Posted on: 11.6.2018 at 11:11 p.m.
UPDATED: 1:17 p.m.
Republican challenger Jody Greene appears to have won a hard fought race for Columbus County Sheriff, defeating incumbent Democrat Lewis Hatcher 9,353 to 9,301 votes.
Provisional ballots cast by voters after 7:30 p.m. will be counted on Canvass Day. Elections Supervisor Carla Strickland said Wednesday a total of 150 provisional votes remain to be counted.
Both Hatcher and Greene are career law enforcement officers, with the Highway Patrol.
Greene is currently a First Sergeant with the Patrol, but served as a narcotics detective and Canine Officer with the sheriff’s department from 1991 until 1995. Prior to that, Greene was with the Chadbourn Police. He lives in Evergreen.

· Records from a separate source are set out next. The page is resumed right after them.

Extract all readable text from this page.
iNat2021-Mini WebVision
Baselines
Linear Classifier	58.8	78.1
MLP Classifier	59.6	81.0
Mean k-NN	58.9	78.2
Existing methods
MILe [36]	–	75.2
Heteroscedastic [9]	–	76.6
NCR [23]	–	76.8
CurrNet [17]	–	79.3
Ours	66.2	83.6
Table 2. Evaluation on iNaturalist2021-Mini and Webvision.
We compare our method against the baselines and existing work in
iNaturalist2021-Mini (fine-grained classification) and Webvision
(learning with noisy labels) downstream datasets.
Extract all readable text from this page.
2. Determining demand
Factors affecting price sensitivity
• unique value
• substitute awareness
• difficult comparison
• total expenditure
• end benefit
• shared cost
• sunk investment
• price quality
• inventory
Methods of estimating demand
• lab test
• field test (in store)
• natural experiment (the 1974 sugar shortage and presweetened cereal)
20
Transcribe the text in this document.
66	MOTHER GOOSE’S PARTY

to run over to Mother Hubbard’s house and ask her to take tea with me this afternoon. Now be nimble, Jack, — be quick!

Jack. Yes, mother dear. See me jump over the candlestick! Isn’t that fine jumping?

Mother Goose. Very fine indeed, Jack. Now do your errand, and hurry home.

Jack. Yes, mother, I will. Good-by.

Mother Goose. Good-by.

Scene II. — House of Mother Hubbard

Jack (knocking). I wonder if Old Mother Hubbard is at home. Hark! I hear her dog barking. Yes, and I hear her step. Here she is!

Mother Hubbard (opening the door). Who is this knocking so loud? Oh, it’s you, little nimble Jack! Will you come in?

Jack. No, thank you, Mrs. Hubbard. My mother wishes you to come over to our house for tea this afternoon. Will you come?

Hatcher also has a long career in law enforcement, having started his 43 years behind the badge with the Clarkton Police after his discharge from the U.S. Army. After four years with the Bladen County Sheriff’s Office, he went to work for the Highway Patrol for 26 years. Hatcher retired from the NCSHP to go to work as chief deputy for then-Sheriff Chris Batten, a post he held for seven years. When Batten retired in 2014, Hatcher was appointed interim sheriff, and in November of the same year won his first election to the office.

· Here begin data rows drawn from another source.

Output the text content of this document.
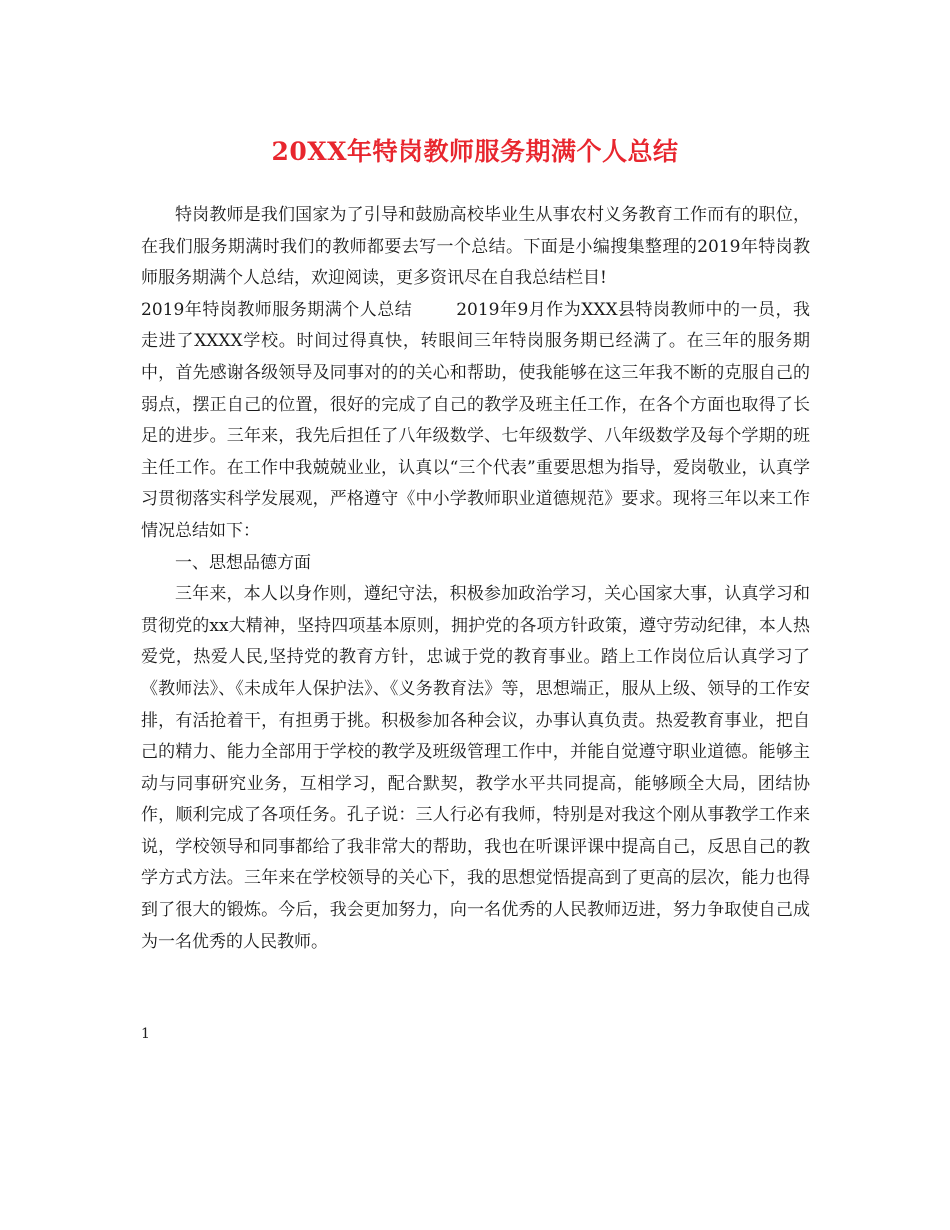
20XX年特岗教师服务期满个人总结

特岗教师是我们国家为了引导和鼓励高校毕业生从事农村义务教育工作而有的职位，在我们服务期满时我们的教师都要去写一个总结。下面是小编搜集整理的2019年特岗教师服务期满个人总结，欢迎阅读，更多资讯尽在自我总结栏目!

2019年特岗教师服务期满个人总结	2019年9月作为XXX县特岗教师中的一员，我走进了XXXX学校。时间过得真快，转眼间三年特岗服务期已经满了。在三年的服务期中，首先感谢各级领导及同事对的的关心和帮助，使我能够在这三年我不断的克服自己的弱点，摆正自己的位置，很好的完成了自己的教学及班主任工作，在各个方面也取得了长足的进步。三年来，我先后担任了八年级数学、七年级数学、八年级数学及每个学期的班主任工作。在工作中我兢兢业业，认真以“三个代表”重要思想为指导，爱岗敬业，认真学习贯彻落实科学发展观，严格遵守《中小学教师职业道德规范》要求。现将三年以来工作情况总结如下：

一、思想品德方面

三年来，本人以身作则，遵纪守法，积极参加政治学习，关心国家大事，认真学习和贯彻党的xx大精神，坚持四项基本原则，拥护党的各项方针政策，遵守劳动纪律，本人热爱党，热爱人民,坚持党的教育方针，忠诚于党的教育事业。踏上工作岗位后认真学习了《教师法》、《未成年人保护法》、《义务教育法》等，思想端正，服从上级、领导的工作安排，有活抢着干，有担勇于挑。积极参加各种会议，办事认真负责。热爱教育事业，把自己的精力、能力全部用于学校的教学及班级管理工作中，并能自觉遵守职业道德。能够主动与同事研究业务，互相学习，配合默契，教学水平共同提高，能够顾全大局，团结协作，顺利完成了各项任务。孔子说：三人行必有我师，特别是对我这个刚从事教学工作来说，学校领导和同事都给了我非常大的帮助，我也在听课评课中提高自己，反思自己的教学方式方法。三年来在学校领导的关心下，我的思想觉悟提高到了更高的层次，能力也得到了很大的锻炼。今后，我会更加努力，向一名优秀的人民教师迈进，努力争取使自己成为一名优秀的人民教师。

1
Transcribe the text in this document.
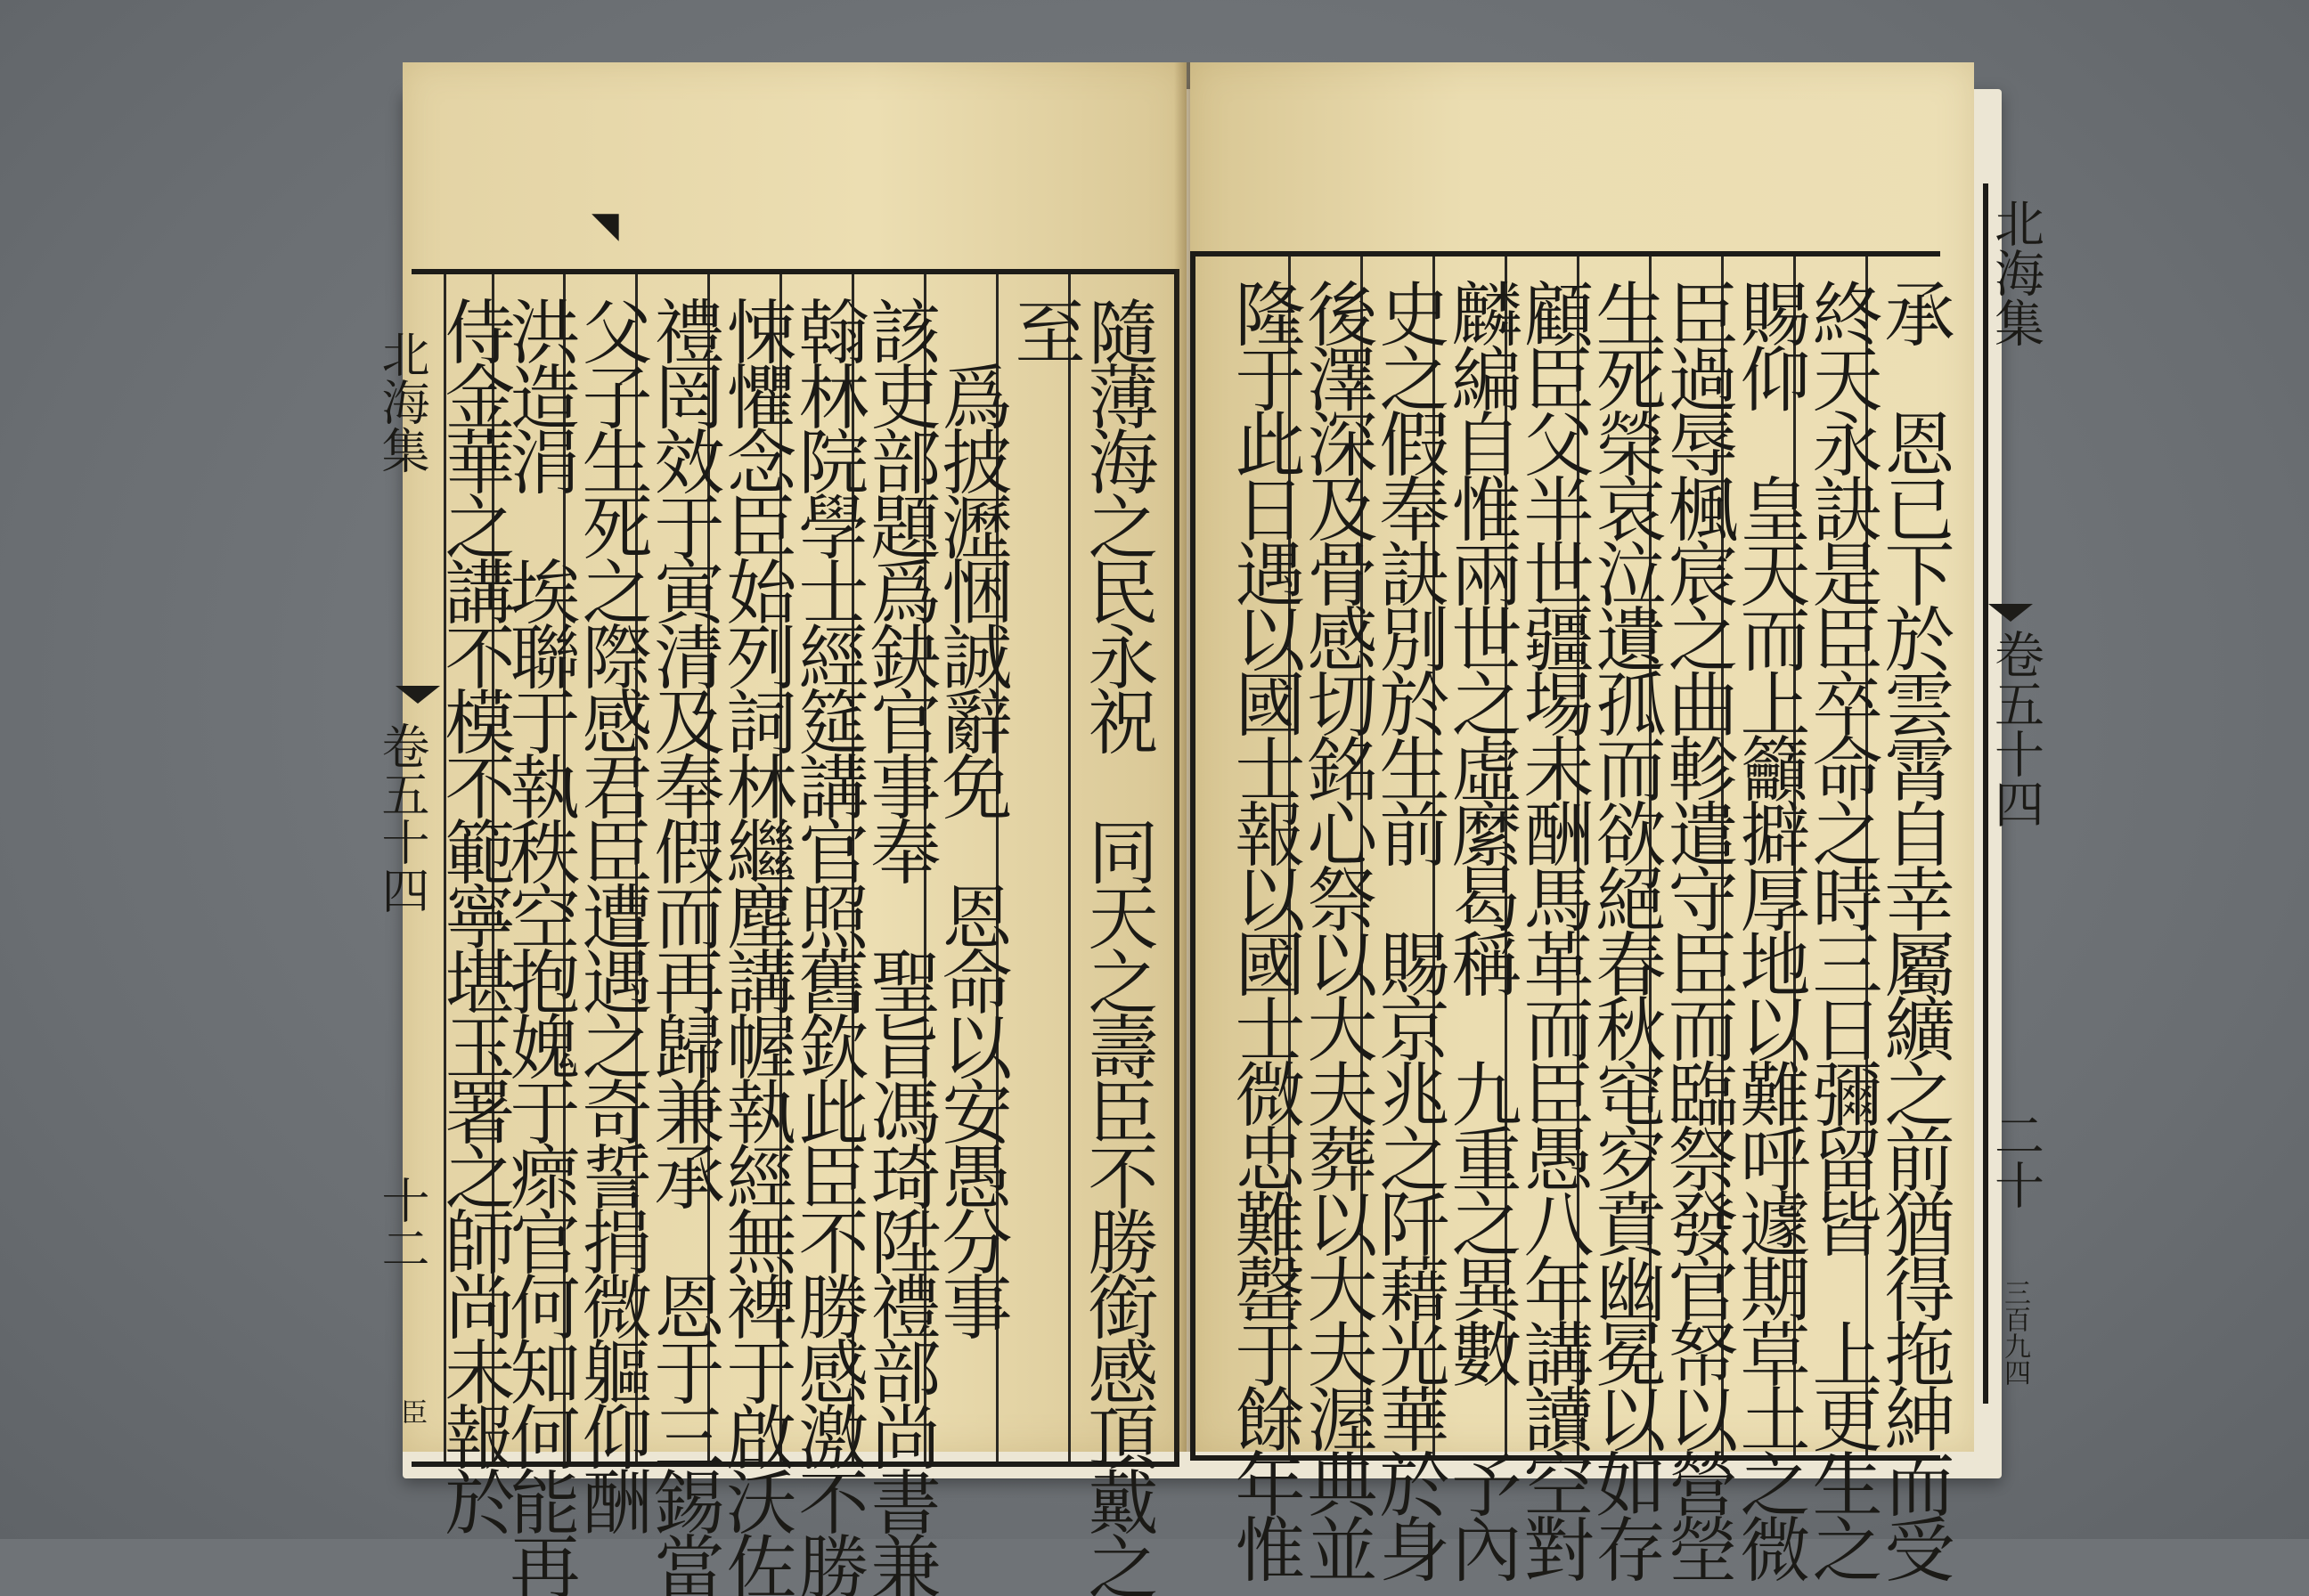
◥
北海集
卷五十四
十二
臣	隨薄海之民永祝　同天之壽臣不勝銜感頂戴之
至
　爲披瀝悃誠辭免　恩命以安愚分事
該吏部題爲鈌官事奉　聖旨馮琦陞禮部尚書兼
翰林院學士經筵講官照舊欽此臣不勝感激不勝
悚懼念臣始列詞林繼塵講幄執經無裨于啟沃佐
禮罔效于寅清及奉假而再歸兼承　恩于三錫當
父子生死之際感君臣遭遇之奇誓捐微軀仰酬
洪造涓　埃聯于執秩空抱媿于瘝官何知何能再
侍金華之講不模不範寧堪玉署之師尚未報於	承　恩已下於雲霄自幸屬纊之前猶得拖紳而受
終天永訣是臣卒命之時三日彌留皆　上更生之
賜仰　皇天而上籲擗厚地以難呼遽期草土之微
臣過辱楓宸之曲軫遣守臣而臨祭發官帑以營塋
生死榮哀泣遺孤而欲絕春秋窀穸賁幽冕以如存
顧臣父半世疆埸未酬馬革而臣愚八年講讀空對
麟編自惟兩世之虛縻曷稱　九重之異數　予內
史之假奉訣別於生前　賜京兆之阡藉光華於身
後澤深及骨感切銘心祭以大夫葬以大夫渥典並
隆于此日遇以國士報以國士微忠難罄于餘年惟
北海集
卷五十四
二十
三百九四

Greene campaigned on a plan to combine community policing with “focused deterrence” strategies, which focuses on repeat offenders and gangs. He pledged to increase cooperation with the school system, encouraging relationships with students and faculty, as well as making better use of security technology.
He also said he plans to re-emphasize training, and making sure officers “fit” with their assignments. He also plans to work with the county to improve salaries and increase retention of officers.
Hatcher has sparred with county commissioners for most of his time in office over retention, salaries and equipment. Prior to the election, Hatcher said his plans included enforcement of drug and property crime laws, and working with other agencies to come up with alternatives to incarcerating addicts, thus reducing overall property crime. He pointed to the creation of CCOAT (Columbus County Opioid Action Team), a coalition of the Sheriff’s Office, health department, and schools as one way officials are combating opioid abuse in the county.
He also said that increasing salaries and providing more manpower on the streets are vital for protection of the county, and said proper management of budgeted resources and additional grants can help add positions and increase pay for deputies.